It seems that these treelike plants spread across the land and began the work of sending roots down into the ground, breaking up the hard surface and eventually forming the first forests. And as their numbers increased, they played an increasingly important role in removing CO2 from the atmosphere and cooling Devonian temperatures. Thus they prepared things for the proliferation of land animals across the barren landscape of the early Devonian.

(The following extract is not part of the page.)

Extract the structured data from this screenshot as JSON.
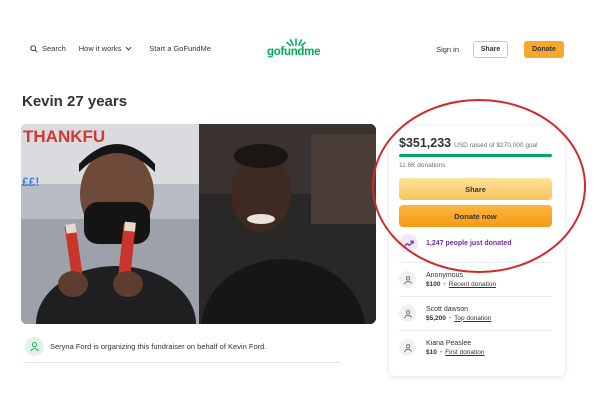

The Archaeopteris, which flourished in the late Devonian period, is the most likely candidate so far for the ancestor of modern trees. It was a woody tree with a branched trunk, but it reproduced by means of spores, like a fern. It could reach thirty feet in height, and trunks have been found with diameters of up to three feet. It seems to have spread rather fast, occupying areas around the globe wherever there were wet soils, and soon became the dominant tree in the spreading early forests, continuing to remove CO2 from the atmosphere.
And then there are the “living fossils,” the cycads. They look like palms but are in fact most closely related to the evergreen conifers, pines, firs, and spruces. They were widespread throughout the Mesozoic era, 250 to 65 million years ago—most commonly referred to as the “Age of the Reptiles,” but some botanists call it the “Age of the Cycads.” I remember Louis Leakey talking about them as we sat around the fire at Olduvai Gorge, and imagining myself back in that strange prehistoric era. Today there are about two hundred species throughout the tropical and semitropical zones of the planet.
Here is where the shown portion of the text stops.